ALL ABOUT EVE: Still probably the wittiest Hollywood movie ever, with tons of quotable lines, though many don’t mean much without the context of the film behind them:
“Fasten your seat belts--it’s going to be a bumpy night.”
“You’re maudlin and full of self-pity--you’re magnificent!”
“She’s a girl of so many rare qualities.”
“The atmosphere is very Macbeth-ish...”
“You have a point; an idiotic one, but a point.”
“She looks like she might burn down a plantation” (said about Marilyn Monroe)

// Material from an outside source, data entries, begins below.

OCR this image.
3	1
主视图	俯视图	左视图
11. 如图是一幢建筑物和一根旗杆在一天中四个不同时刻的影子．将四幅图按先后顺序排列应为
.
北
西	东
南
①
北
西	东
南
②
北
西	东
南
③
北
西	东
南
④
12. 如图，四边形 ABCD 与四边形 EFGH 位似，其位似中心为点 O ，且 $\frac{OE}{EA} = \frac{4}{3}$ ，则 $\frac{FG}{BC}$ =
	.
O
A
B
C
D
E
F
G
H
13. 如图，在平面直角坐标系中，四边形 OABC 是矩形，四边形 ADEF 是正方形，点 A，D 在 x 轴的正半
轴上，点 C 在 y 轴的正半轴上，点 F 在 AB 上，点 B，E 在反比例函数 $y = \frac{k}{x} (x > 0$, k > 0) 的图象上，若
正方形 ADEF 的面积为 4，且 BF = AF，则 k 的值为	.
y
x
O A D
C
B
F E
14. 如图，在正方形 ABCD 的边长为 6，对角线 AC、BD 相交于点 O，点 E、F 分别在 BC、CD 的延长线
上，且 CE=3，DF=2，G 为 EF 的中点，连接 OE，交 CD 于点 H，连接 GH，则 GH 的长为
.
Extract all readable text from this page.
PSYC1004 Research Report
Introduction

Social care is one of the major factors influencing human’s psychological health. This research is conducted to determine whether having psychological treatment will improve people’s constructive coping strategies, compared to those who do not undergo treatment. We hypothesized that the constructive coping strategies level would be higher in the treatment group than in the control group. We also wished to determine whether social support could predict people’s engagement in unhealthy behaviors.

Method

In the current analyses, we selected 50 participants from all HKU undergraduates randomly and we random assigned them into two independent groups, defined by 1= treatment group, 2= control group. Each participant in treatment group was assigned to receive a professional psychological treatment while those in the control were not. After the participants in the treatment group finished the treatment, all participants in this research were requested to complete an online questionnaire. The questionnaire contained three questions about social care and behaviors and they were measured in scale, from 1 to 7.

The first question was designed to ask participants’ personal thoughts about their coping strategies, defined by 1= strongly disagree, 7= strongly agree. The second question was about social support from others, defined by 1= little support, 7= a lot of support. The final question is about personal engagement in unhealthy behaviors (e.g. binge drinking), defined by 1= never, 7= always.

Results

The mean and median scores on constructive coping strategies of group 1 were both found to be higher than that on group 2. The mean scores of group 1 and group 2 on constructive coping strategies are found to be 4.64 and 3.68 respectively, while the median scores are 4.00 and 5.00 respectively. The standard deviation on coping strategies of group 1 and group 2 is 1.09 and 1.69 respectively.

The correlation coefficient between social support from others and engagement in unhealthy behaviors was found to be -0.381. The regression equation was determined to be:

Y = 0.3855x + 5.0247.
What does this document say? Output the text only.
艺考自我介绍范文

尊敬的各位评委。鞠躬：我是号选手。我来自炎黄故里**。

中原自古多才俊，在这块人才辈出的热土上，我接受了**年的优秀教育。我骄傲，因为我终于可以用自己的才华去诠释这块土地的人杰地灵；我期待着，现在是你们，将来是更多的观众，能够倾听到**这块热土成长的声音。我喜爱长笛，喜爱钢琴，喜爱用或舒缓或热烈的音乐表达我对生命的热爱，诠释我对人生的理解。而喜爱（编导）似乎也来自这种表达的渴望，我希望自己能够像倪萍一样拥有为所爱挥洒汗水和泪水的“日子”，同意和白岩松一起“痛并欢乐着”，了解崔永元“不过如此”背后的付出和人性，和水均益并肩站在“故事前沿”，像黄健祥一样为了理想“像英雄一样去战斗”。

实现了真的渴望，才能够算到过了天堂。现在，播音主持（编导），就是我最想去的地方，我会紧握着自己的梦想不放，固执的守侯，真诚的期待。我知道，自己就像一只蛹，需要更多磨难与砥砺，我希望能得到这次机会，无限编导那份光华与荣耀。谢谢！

“Where is Princess Fire and Music?”
The story, about an aging actress who becomes the object of devious machinations by a novice actress who wants to take over her next stage role, remains interesting, largely because the characters are all so interesting. And while the writing is enormously rich, it’s the delivery by a great cast that really makes this worth watching over and over. Bette Davis is spectacular and remarkably watchable in every scene she’s in (which is most of them), Celeste Holm and Thelma Ritter are wonderful, and Anne Baxter and Gary Merrill are solid (though the less said about Hugh Marlowe as the playwright, the better), but the real secret weapon in the film for my money is George Sanders as the nasty but powerful drama critic Addison DeWitt. His every line reading drips with acid, he makes his stock character fully dimensional (a careful viewer will realize he’s not quite as evil as he’s made out to be by Davis and Merrill), and he and Baxter (pictured above) are absolutely thrilling in their climactic verbal battle in her New Haven hotel room. That scene is first-class acting and helped win Sanders a much-deserved Oscar for the film. I could watch this film once a month.
1 comment:
I love these specific movies, but, I have to admit, I love the project and the rules even more. I still think it would make an excellent framework for a memoir, just the sort of culturally-contextualized personal history for which *I* am a total sucker.